Xie Weibo, Chen Ying, Zhou Gang, Wang Lei, Zhang Chengjun, Zhang Jianwei, Xiao Jinghua, Zhu Tong, Zhang Qifa
National Key Laboratory of Crop Genetic Improvement and National Center of Plant Gene Research (Wuhan), Huazhong Agricultural University, Wuhan, China.
Theor Appl Genet. 2009 Jun;119(1):151-64. doi: 10.1007/s00122-009-1025-2. Epub 2009 Apr 16.

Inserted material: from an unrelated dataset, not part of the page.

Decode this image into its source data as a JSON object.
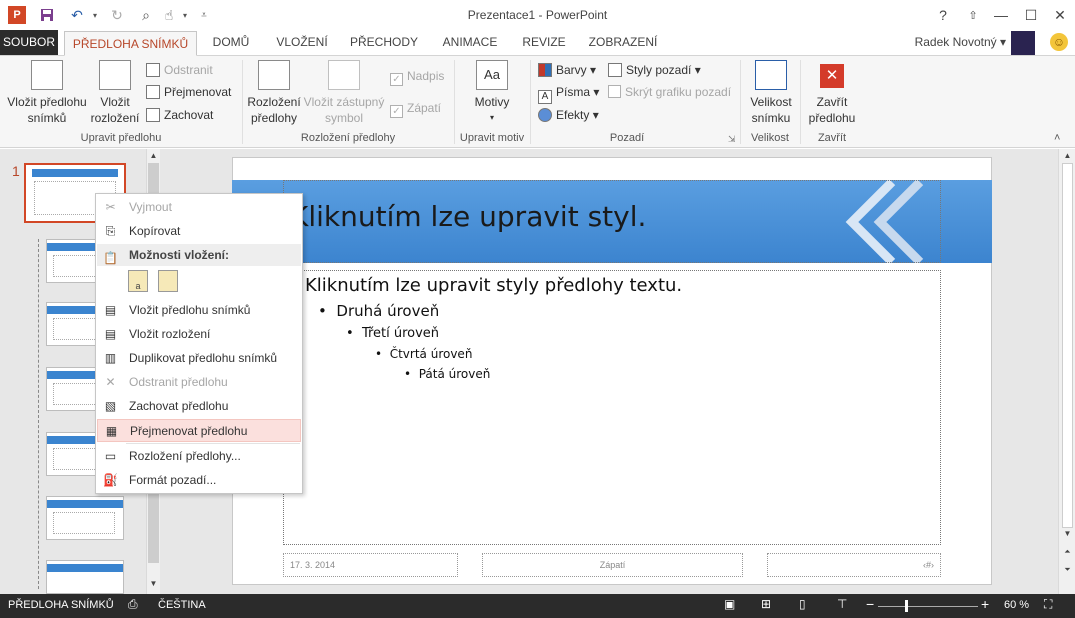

Expression levels measured in microarrays of oligonucleotide probes have now been adapted as a high throughput approach for identifying DNA sequence variation between genotypes, referred to as single feature polymorphisms (SFPs). Although there have been increasing interests in this approach, there is still need for improving the algorithm in order to achieve high sensitivity and specificity especially with complex genome and large datasets, while maintaining optimal computational performance. We obtained microarray datasets for expression profiles of two rice cultivars and adapted a median polish method to detect SFPs. The analysis identified 6,655 SFPs between two the rice varieties representing 3,131 rice unique genes. We showed that the median polish method has the advantage of avoiding fitting complex linear models thus can be used to analyze complex transcriptome datasets like the ones in this study. The method is also superior in sensitivity, accuracy and computing time requirement compared with two previously used methods. A comparison with data from a resequencing project indicated that 75.6% of the SFPs had SNP supports in the probe regions. Further comparison revealed that SNPs in sequences immediately flanking the probes also had contributions to the detection of SFPs in cases where the probes and the targets had perfectly matched sequences. It was shown that differences in minimum free energies caused by flanking SNPs, which may change the stability of RNA secondary structure, may partly explain the SFPs as detected. These SFPs may facilitate gene discovery in future studies.
在寡核苷酸探针微阵列中测量的表达水平现已被用作一种高通量方法,用于识别不同基因型之间的DNA序列变异,即单特征多态性(SFP)。尽管人们对这种方法的兴趣与日俱增,但仍需要改进算法,以实现高灵敏度和特异性,特别是在处理复杂基因组和大型数据集时,同时保持最佳的计算性能。我们获得了两个水稻品种表达谱的微阵列数据集,并采用中位数平滑法来检测SFP。分析确定了两个水稻品种之间的6655个SFP,代表3131个水稻独特基因。我们表明,中位数平滑法具有避免拟合复杂线性模型的优点,因此可用于分析像本研究中的复杂转录组数据集。与之前使用的两种方法相比,该方法在灵敏度、准确性和计算时间要求方面也更具优势。与重测序项目的数据比较表明,75.6%的SFP在探针区域有单核苷酸多态性(SNP)支持。进一步比较发现,在探针与靶标序列完全匹配的情况下,紧邻探针的序列中的SNP也对SFP的检测有贡献。结果表明,侧翼SNP引起的最小自由能差异可能会改变RNA二级结构的稳定性,这可能部分解释了所检测到的SFP。这些SFP可能会在未来的研究中促进基因发现。